Clark Gable and Carole Lombard with her mother, Elizabeth Peters, after the film stars' elopement in 1939 (Acme News Photos)
The major Hollywood studios employed ‘fixers’, ‘the hidden yet essential cogs in the star-making machine’ who assisted studios in maintaining a star’s cohesive image built around a sanitised narrative. Their role was to cover up things like substance abuse, unwanted pregnancies, sexual pecadilloes, violent outbursts, and even accidental homicide. While studios attempted to suppress conflict, reporters knew that ‘everyone loves a feud’ – feuds sell. For all the enthusiasm about celebrity and glamour, this book tells an ultimately sad tale. Gossip culture, both sycophantic and vengeful, is blind to its own flaws. It is cannibalistic, constantly devouring the very thing it celebrates.
‘It is cannibalistic, constantly devouring the very thing it celebrates’
Petersen’s writing is sharp, though sometimes repetitive. Her exuberant approach to her subject matter can result in clunky prose. Vivid attention to the star persona is one of Petersen’s strengths, and is sustained throughout the profiles. Of Carole Lombard’s image in 1936, she writes that it ‘finally consolidated into something spectacular, equal parts sophisticated beauty and madcap playfulness’. One of the most cogent studies contains the least amount of scandal: the final section comprising chapters on Montgomery Clift, Marlon Brando, and James Dean. Petersen admits that none of their actions was particularly scandalous, but ‘rather, their images were scandalous’ because they refused to exalt themselves to the ideology of stardom. Framed as rebels but refusing to participate in such mythologisation, the youthful images of these three men contributed to the breakdown of conservative masculinity and the formation of a different kind.
These are not necessarily new revelations, and Petersen occasionally falters with material and anecdotes that are overly familiar. But it is through the introductions to each section, where she engages deeply with a thematic and historical analysis, that her book is most useful. The introduction to section five, ‘Broken by the System’, traces the years following World War II through the careers of two Dorothys – Dandridge and Judy Garland – when the veneer of a perfect Hollywood began to crack (‘the studio itself was revealed as a factory, its workers miserable, overworked, and broken’). This was a phase that changed not only the way stars were perceived but the way they behaved, and that finally made studios somewhat accountable for their actions.

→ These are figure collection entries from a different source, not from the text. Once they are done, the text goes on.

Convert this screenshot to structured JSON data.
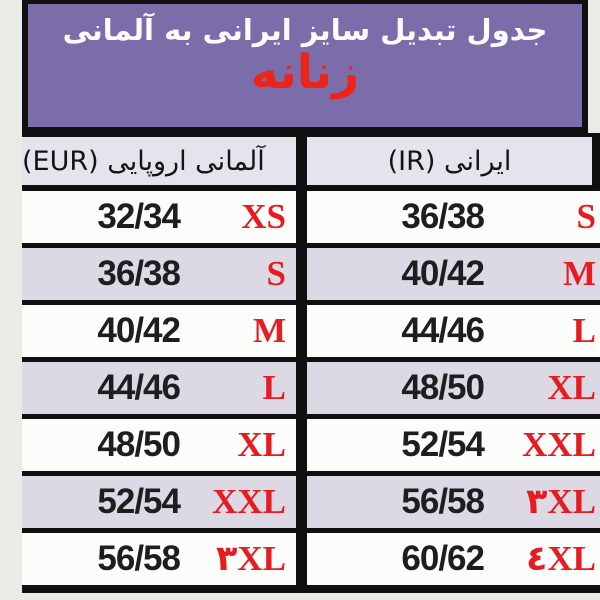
{
  "banner": {
    "title": "جدول تبدیل سایز ایرانی به آلمانی",
    "subtitle": "زنانه"
  },
  "table": {
    "header": {
      "eur": "آلمانی اروپایی (EUR)",
      "ir": "ایرانی (IR)"
    },
    "rows": [
      {
        "eur_size": "32/34",
        "eur_tag": "XS",
        "ir_size": "36/38",
        "ir_tag": "S"
      },
      {
        "eur_size": "36/38",
        "eur_tag": "S",
        "ir_size": "40/42",
        "ir_tag": "M"
      },
      {
        "eur_size": "40/42",
        "eur_tag": "M",
        "ir_size": "44/46",
        "ir_tag": "L"
      },
      {
        "eur_size": "44/46",
        "eur_tag": "L",
        "ir_size": "48/50",
        "ir_tag": "XL"
      },
      {
        "eur_size": "48/50",
        "eur_tag": "XL",
        "ir_size": "52/54",
        "ir_tag": "XXL"
      },
      {
        "eur_size": "52/54",
        "eur_tag": "XXL",
        "ir_size": "56/58",
        "ir_tag": "۳XL"
      },
      {
        "eur_size": "56/58",
        "eur_tag": "۳XL",
        "ir_size": "60/62",
        "ir_tag": "٤XL"
      }
    ]
  },
  "colors": {
    "banner_bg": "#7b6da9",
    "accent_red": "#e51d23",
    "subtitle_red": "#ee2418",
    "row_bg": "#fcfcfa",
    "row_alt_bg": "#dcd9e5",
    "header_row_bg": "#e5e3ec",
    "line": "#101010",
    "page_bg": "#e9ebe6"
  },
  "chart_data": {
    "type": "table",
    "title": "جدول تبدیل سایز ایرانی به آلمانی",
    "subtitle": "زنانه",
    "columns": [
      "آلمانی اروپایی (EUR)",
      "ایرانی (IR)"
    ],
    "rows": [
      [
        "32/34 XS",
        "36/38 S"
      ],
      [
        "36/38 S",
        "40/42 M"
      ],
      [
        "40/42 M",
        "44/46 L"
      ],
      [
        "44/46 L",
        "48/50 XL"
      ],
      [
        "48/50 XL",
        "52/54 XXL"
      ],
      [
        "52/54 XXL",
        "56/58 ۳XL"
      ],
      [
        "56/58 ۳XL",
        "60/62 ٤XL"
      ]
    ],
    "notes": "Women's size conversion table, Iranian (IR) to German/European (EUR); size tags rendered in red serif, numeric ranges in black."
  }
}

Many behind-the-scenes books about Hollywood are confined to a single decade. That Petersen’s focus is spread over six is both a strength and a weakness. As an overview of the studios’ approach to their stars and the evolving purpose of gossip, the broad timeline is necessary. But the format is episodic for such a brief book. Despite the collation of materials, much is left out. Clearly, there is more to be told. Petersen is an engaging, eloquent storyteller, so there should be more tales ahead.